Jupiter's Legacy vol 2 s/c Jupiter's Legacy vol 2 s/c Jupiter's Legacy vol 2 s/c Jupiter's Legacy vol 2 s/c

Jupiter's Legacy vol 2 s/c back

Mark Millar & Wilfredo Torres


Page 45 Review by Stephen

The prequel to JUPITER'S LEGACY is a book about relationships and politics set in a time when the superhero genre looked at them barely at all.

Certainly no hero left his wife and children for a star-struck teenager then attempted to recommend her as a new superheroine to his teammates. Also, back in 1959 cinema's greatest heroes were all in the closet - because, umm, public opinion and box office...? But also: illegal. Yes, it was illegal to love if you were a bloke and your loved one happened to shave too.

Insane in the brain - what a bunch of myopic muppets we are when we promote hatred and division over diversity and love.

Millar dealt with all that beautifully, intelligently and unflinchingly in JUPITER'S CIRCLE VOL 1 while here he wonders what would true altruists - respected by the public and with the capacity to intervene - do when faced with the Los Angeles Watts Riots of 1965? When confronted by images on the television of young black men, understandably angry and disenfranchised after years of economic deprivation, being manhandled by white policemen? For example.

The very motivation for this extended 'family' back in JUPITER'S LEGACY VOL 1 was economics following the Wall Street crash when Sheldon Sampson set about giving America something to believe in and people to give them hope: superheroes. A generation later what transpired was disastrous, but even this early on there is duplicity within this family of friends and I really am doing my best to avoid spoilers. It is a very different beast to JUPITER'S LEGACY, but equally deserves your attention because reading one informs your understanding and so appreciation of the other, and it asks imaginative questions of its own.

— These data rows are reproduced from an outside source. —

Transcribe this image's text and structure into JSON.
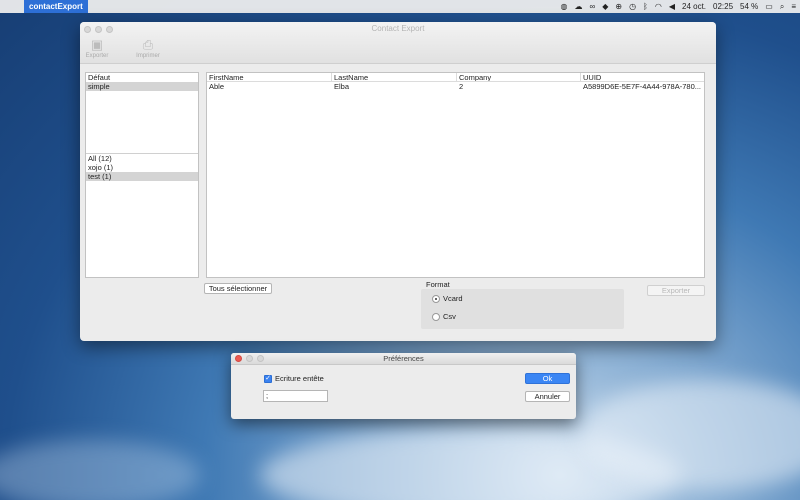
{
  "menubar": {
    "app_name": "contactExport",
    "date": "24 oct.",
    "time": "02:25",
    "battery": "54 %",
    "icons": [
      "apple-icon",
      "status-icon",
      "cloud-icon",
      "glasses-icon",
      "dropbox-icon",
      "globe-icon",
      "time-machine-icon",
      "bluetooth-icon",
      "wifi-icon",
      "volume-icon",
      "battery-icon",
      "search-icon",
      "list-icon"
    ]
  },
  "main_window": {
    "title": "Contact Export",
    "toolbar": {
      "export_label": "Exporter",
      "print_label": "Imprimer"
    },
    "groups_top": [
      "Défaut",
      "simple"
    ],
    "groups_top_selected": 1,
    "groups_bottom": [
      "All (12)",
      "xojo (1)",
      "test (1)"
    ],
    "groups_bottom_selected": 2,
    "table": {
      "columns": [
        "FirstName",
        "LastName",
        "Company",
        "UUID"
      ],
      "rows": [
        [
          "Able",
          "Elba",
          "2",
          "A5899D6E-5E7F-4A44-978A-780..."
        ]
      ]
    },
    "select_all_label": "Tous sélectionner",
    "format_label": "Format",
    "format_options": [
      "Vcard",
      "Csv"
    ],
    "format_selected": "Vcard",
    "export_button_label": "Exporter"
  },
  "prefs_dialog": {
    "title": "Préférences",
    "header_checkbox_label": "Ecriture entête",
    "header_checkbox_checked": true,
    "separator_value": ";",
    "ok_label": "Ok",
    "cancel_label": "Annuler"
  },
  "colors": {
    "accent": "#2d6fd6",
    "close_red": "#ee5a52",
    "ok_button": "#3b86f4"
  }
}
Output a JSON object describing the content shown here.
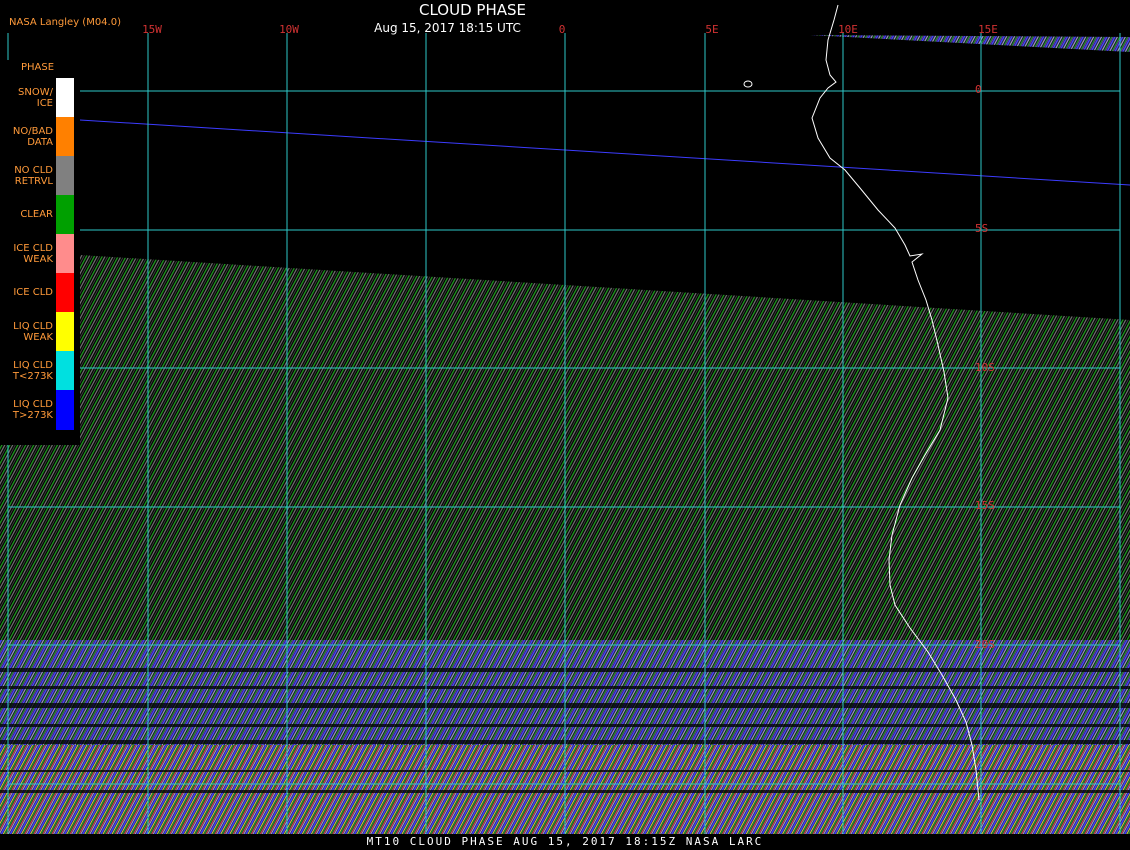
{
  "header": {
    "title": "CLOUD PHASE",
    "datetime": "Aug 15, 2017 18:15 UTC",
    "provider": "NASA Langley (M04.0)"
  },
  "grid": {
    "lon_labels": [
      "15W",
      "10W",
      "0",
      "5E",
      "10E",
      "15E"
    ],
    "lat_labels": [
      "0",
      "5S",
      "10S",
      "15S",
      "20S"
    ]
  },
  "legend": {
    "heading": "PHASE",
    "items": [
      {
        "label": "SNOW/\nICE",
        "color": "#ffffff"
      },
      {
        "label": "NO/BAD\nDATA",
        "color": "#ff8000"
      },
      {
        "label": "NO CLD\nRETRVL",
        "color": "#808080"
      },
      {
        "label": "CLEAR",
        "color": "#00a000"
      },
      {
        "label": "ICE CLD\nWEAK",
        "color": "#ff8c8c"
      },
      {
        "label": "ICE CLD",
        "color": "#ff0000"
      },
      {
        "label": "LIQ CLD\nWEAK",
        "color": "#ffff00"
      },
      {
        "label": "LIQ CLD\nT<273K",
        "color": "#00e0e0"
      },
      {
        "label": "LIQ CLD\nT>273K",
        "color": "#0000ff"
      }
    ]
  },
  "colors": {
    "grid": "#2ec8c8",
    "coast": "#ffffff",
    "labels": "#d23232",
    "legend_text": "#ff9a3a",
    "boundary": "#3c3cff"
  },
  "footer": {
    "text": "MT10  CLOUD PHASE  AUG 15, 2017 18:15Z  NASA LARC"
  }
}
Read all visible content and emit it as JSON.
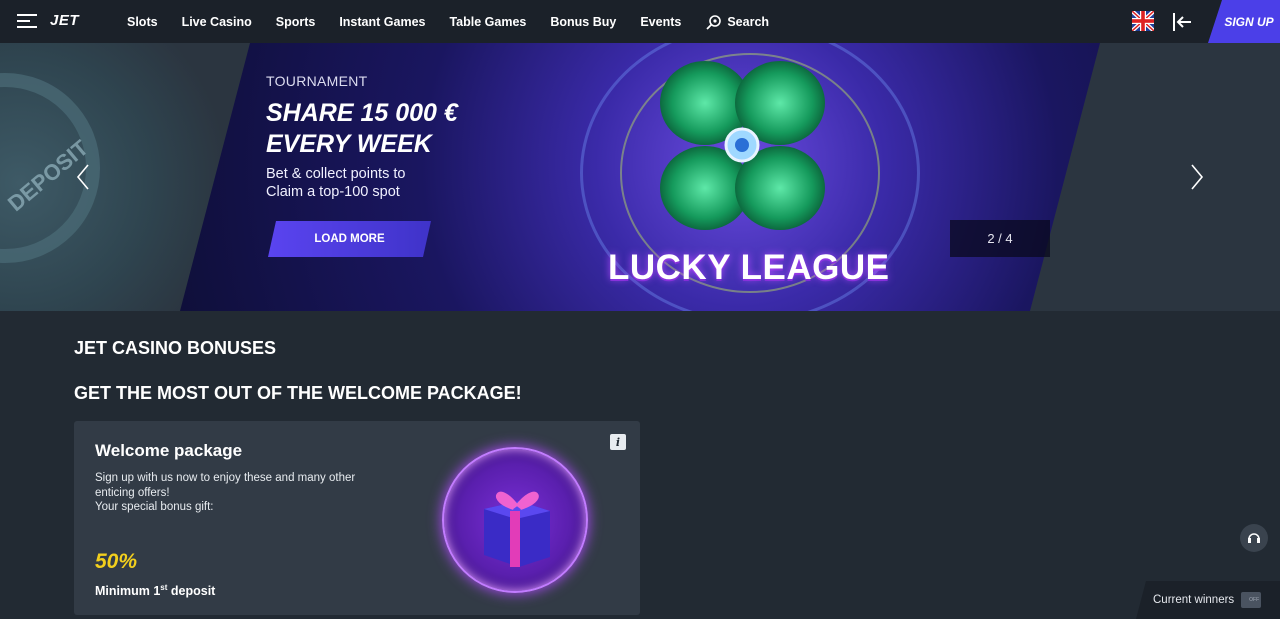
{
  "header": {
    "logo": "JET",
    "nav": [
      "Slots",
      "Live Casino",
      "Sports",
      "Instant Games",
      "Table Games",
      "Bonus Buy",
      "Events"
    ],
    "search_label": "Search",
    "signup_label": "SIGN UP",
    "language_icon": "uk-flag-icon",
    "login_icon": "login-icon"
  },
  "hero": {
    "kicker": "TOURNAMENT",
    "title_line1": "SHARE 15 000 €",
    "title_line2": "EVERY WEEK",
    "desc_line1": "Bet & collect points to",
    "desc_line2": "Claim a top-100 spot",
    "cta": "LOAD MORE",
    "logo_text": "LUCKY LEAGUE",
    "pager": "2 / 4",
    "side_text": "DEPOSIT"
  },
  "content": {
    "heading": "JET CASINO BONUSES",
    "subheading": "GET THE MOST OUT OF THE WELCOME PACKAGE!",
    "card": {
      "title": "Welcome package",
      "desc_line1": "Sign up with us now to enjoy these and many other",
      "desc_line2": "enticing offers!",
      "desc_line3": "Your special bonus gift:",
      "percent": "50%",
      "min_deposit_prefix": "Minimum 1",
      "min_deposit_sup": "st",
      "min_deposit_suffix": " deposit",
      "info": "i"
    }
  },
  "footer": {
    "winners_label": "Current winners",
    "toggle_state": "OFF"
  },
  "colors": {
    "accent": "#4b3fe8",
    "bonus_yellow": "#f2cf1d",
    "background": "#222a33"
  }
}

What might the love life be like of a kind and considerate man with the ability to fly far out to space, when he is absolutely besotted by and dedicated to his loved one? What mountains might he move? There's plenty of room for old fashioned romance here - examined thoughtfully from both perspectives - but not necessarily for everyone, so I'm afraid there's room for much sadness too.

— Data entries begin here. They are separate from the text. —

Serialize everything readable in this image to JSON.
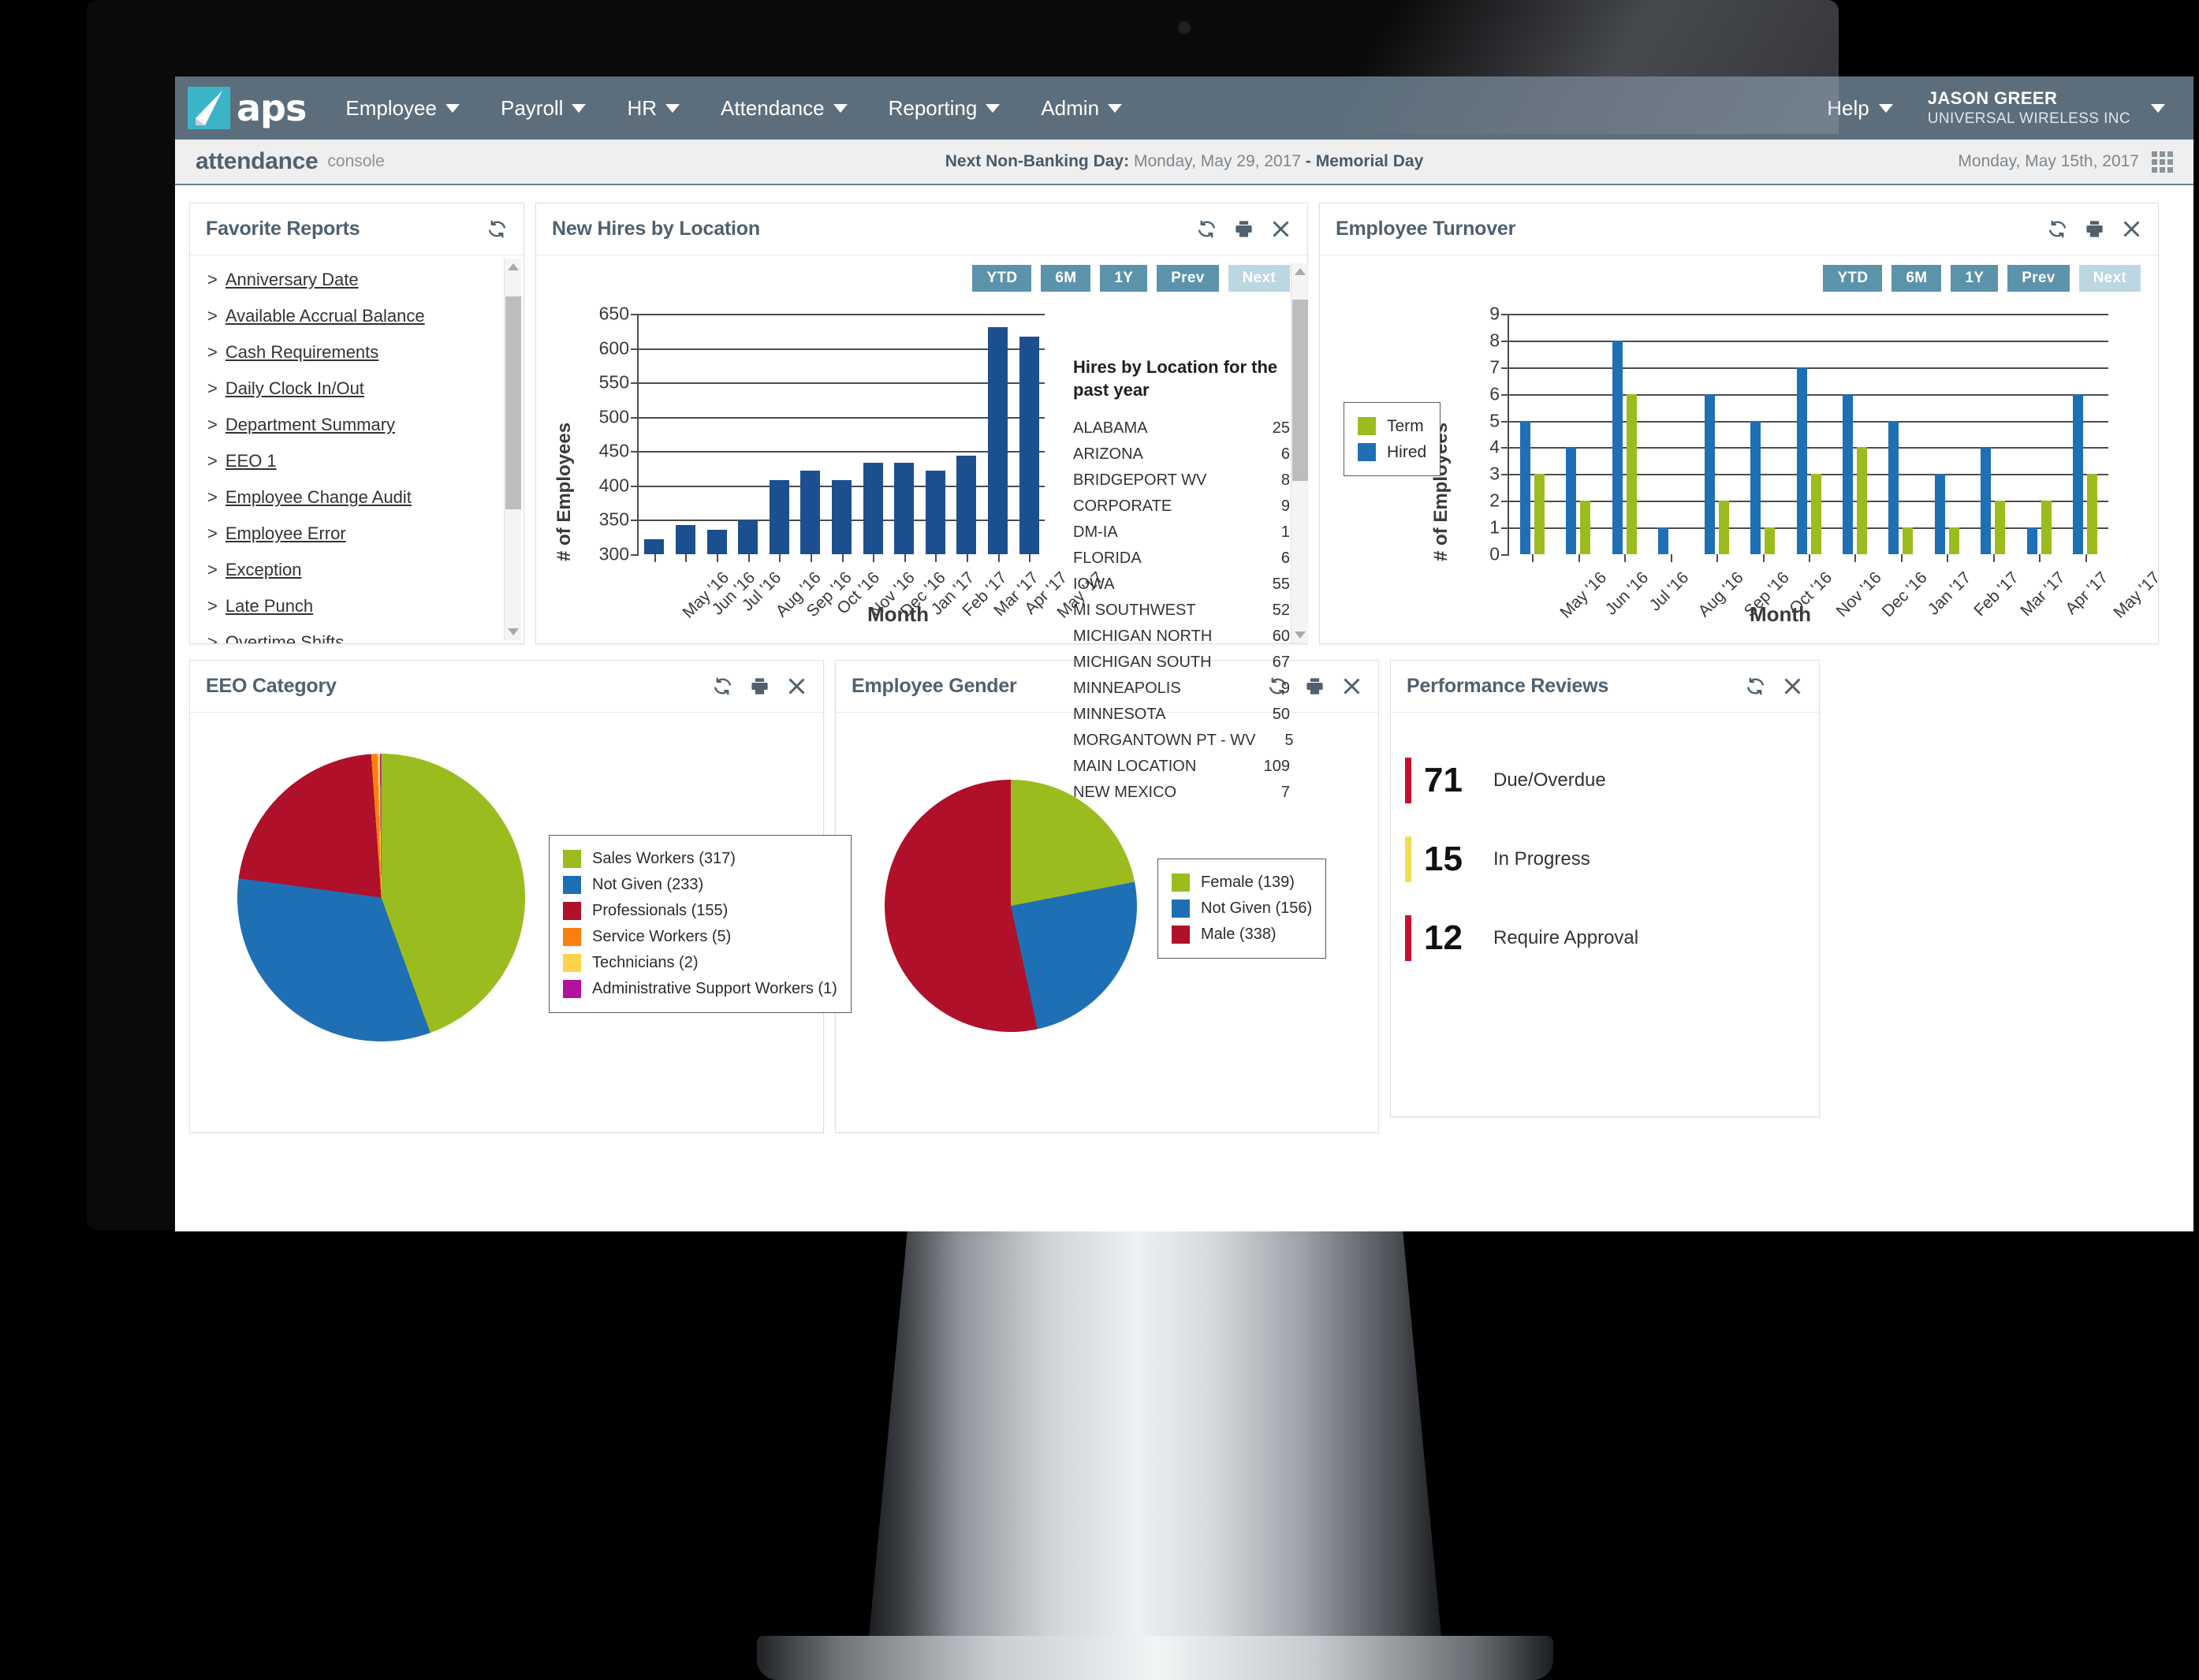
{
  "brand": {
    "name": "aps",
    "accent": "#3cb4c8",
    "navbar": "#5c6e7c"
  },
  "topnav": {
    "items": [
      {
        "label": "Employee"
      },
      {
        "label": "Payroll"
      },
      {
        "label": "HR"
      },
      {
        "label": "Attendance"
      },
      {
        "label": "Reporting"
      },
      {
        "label": "Admin"
      }
    ],
    "help_label": "Help",
    "user_name": "JASON GREER",
    "user_org": "UNIVERSAL WIRELESS INC"
  },
  "subheader": {
    "title": "attendance",
    "subtitle": "console",
    "banking_label": "Next Non-Banking Day:",
    "banking_date": "Monday, May 29, 2017",
    "banking_holiday": "- Memorial Day",
    "today": "Monday, May 15th, 2017"
  },
  "favorite_reports": {
    "title": "Favorite Reports",
    "items": [
      "Anniversary Date",
      "Available Accrual Balance",
      "Cash Requirements",
      "Daily Clock In/Out",
      "Department Summary",
      "EEO 1",
      "Employee Change Audit",
      "Employee Error",
      "Exception",
      "Late Punch",
      "Overtime Shifts"
    ],
    "bullet": ">"
  },
  "range_buttons": [
    {
      "label": "YTD",
      "disabled": false
    },
    {
      "label": "6M",
      "disabled": false
    },
    {
      "label": "1Y",
      "disabled": false
    },
    {
      "label": "Prev",
      "disabled": false
    },
    {
      "label": "Next",
      "disabled": true
    }
  ],
  "panels": {
    "hires": {
      "title": "New Hires by Location"
    },
    "turnover": {
      "title": "Employee Turnover"
    },
    "eeo": {
      "title": "EEO Category"
    },
    "gender": {
      "title": "Employee Gender"
    },
    "performance": {
      "title": "Performance Reviews"
    }
  },
  "hires_by_location": {
    "title": "Hires by Location for the past year",
    "rows": [
      {
        "name": "ALABAMA",
        "value": "25"
      },
      {
        "name": "ARIZONA",
        "value": "6"
      },
      {
        "name": "BRIDGEPORT WV",
        "value": "8"
      },
      {
        "name": "CORPORATE",
        "value": "9"
      },
      {
        "name": "DM-IA",
        "value": "1"
      },
      {
        "name": "FLORIDA",
        "value": "6"
      },
      {
        "name": "IOWA",
        "value": "55"
      },
      {
        "name": "MI SOUTHWEST",
        "value": "52"
      },
      {
        "name": "MICHIGAN NORTH",
        "value": "60"
      },
      {
        "name": "MICHIGAN SOUTH",
        "value": "67"
      },
      {
        "name": "MINNEAPOLIS",
        "value": "9"
      },
      {
        "name": "MINNESOTA",
        "value": "50"
      },
      {
        "name": "MORGANTOWN PT - WV",
        "value": "5"
      },
      {
        "name": "MAIN LOCATION",
        "value": "109"
      },
      {
        "name": "NEW MEXICO",
        "value": "7"
      }
    ]
  },
  "performance_reviews": {
    "rows": [
      {
        "count": "71",
        "label": "Due/Overdue",
        "color": "#c8102e"
      },
      {
        "count": "15",
        "label": "In Progress",
        "color": "#f5dd52"
      },
      {
        "count": "12",
        "label": "Require Approval",
        "color": "#c8102e"
      }
    ]
  },
  "chart_data": [
    {
      "id": "new_hires_by_location",
      "type": "bar",
      "title": "New Hires by Location",
      "xlabel": "Month",
      "ylabel": "# of Employees",
      "ylim": [
        300,
        650
      ],
      "yticks": [
        300,
        350,
        400,
        450,
        500,
        550,
        600,
        650
      ],
      "grid": true,
      "bar_color": "#1c4f8f",
      "categories": [
        "May '16",
        "Jun '16",
        "Jul '16",
        "Aug '16",
        "Sep '16",
        "Oct '16",
        "Nov '16",
        "Dec '16",
        "Jan '17",
        "Feb '17",
        "Mar '17",
        "Apr '17",
        "May '17"
      ],
      "values": [
        322,
        343,
        336,
        349,
        408,
        422,
        408,
        433,
        433,
        422,
        444,
        630,
        617
      ]
    },
    {
      "id": "employee_turnover",
      "type": "bar",
      "title": "Employee Turnover",
      "xlabel": "Month",
      "ylabel": "# of Employees",
      "ylim": [
        0,
        9
      ],
      "yticks": [
        0,
        1,
        2,
        3,
        4,
        5,
        6,
        7,
        8,
        9
      ],
      "grid": true,
      "legend_position": "left",
      "categories": [
        "May '16",
        "Jun '16",
        "Jul '16",
        "Aug '16",
        "Sep '16",
        "Oct '16",
        "Nov '16",
        "Dec '16",
        "Jan '17",
        "Feb '17",
        "Mar '17",
        "Apr '17",
        "May '17"
      ],
      "series": [
        {
          "name": "Hired",
          "color": "#1f6fb4",
          "values": [
            5,
            4,
            8,
            1,
            6,
            5,
            7,
            6,
            5,
            3,
            4,
            1,
            6
          ]
        },
        {
          "name": "Term",
          "color": "#9bbc1f",
          "values": [
            3,
            2,
            6,
            0,
            2,
            1,
            3,
            4,
            1,
            1,
            2,
            2,
            3
          ]
        }
      ]
    },
    {
      "id": "eeo_category",
      "type": "pie",
      "title": "EEO Category",
      "legend_position": "right",
      "slices": [
        {
          "label": "Sales Workers (317)",
          "value": 317,
          "color": "#9bbc1f"
        },
        {
          "label": "Not Given (233)",
          "value": 233,
          "color": "#1f6fb4"
        },
        {
          "label": "Professionals (155)",
          "value": 155,
          "color": "#b01029"
        },
        {
          "label": "Service Workers (5)",
          "value": 5,
          "color": "#f98010"
        },
        {
          "label": "Technicians (2)",
          "value": 2,
          "color": "#fcd34a"
        },
        {
          "label": "Administrative Support Workers (1)",
          "value": 1,
          "color": "#b3129e"
        }
      ]
    },
    {
      "id": "employee_gender",
      "type": "pie",
      "title": "Employee Gender",
      "legend_position": "right",
      "slices": [
        {
          "label": "Female (139)",
          "value": 139,
          "color": "#9bbc1f"
        },
        {
          "label": "Not Given (156)",
          "value": 156,
          "color": "#1f6fb4"
        },
        {
          "label": "Male (338)",
          "value": 338,
          "color": "#b01029"
        }
      ]
    }
  ]
}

Also touched on: the balance of power between humans and metahumans Lex Luthor-stylee, questions about what it might mean for future generations (oh, the dramatic irony!) and what might a man do in search of a super-powered son or daughter.

For me both series are Millar's meatiest works since SUPERIOR, this one sharing its vulnerability and poignancy. I talked about the art in a little more detail in JUPITER'S CIRCLE VOL 1 with was perfect for a piece set in a period where superheroes were seen more innocently and written an emotional naivety. It's mostly on target here too with Torres depicting the Utopian as a young Ronald Reagan but, in the interests of honesty, there are half a dozen pages by a fill-in artist which jar horribly, unnecessarily.

Real-life guest appearances this time by Ayn Rand (see SUPERCRASH) and Spencer Tracy!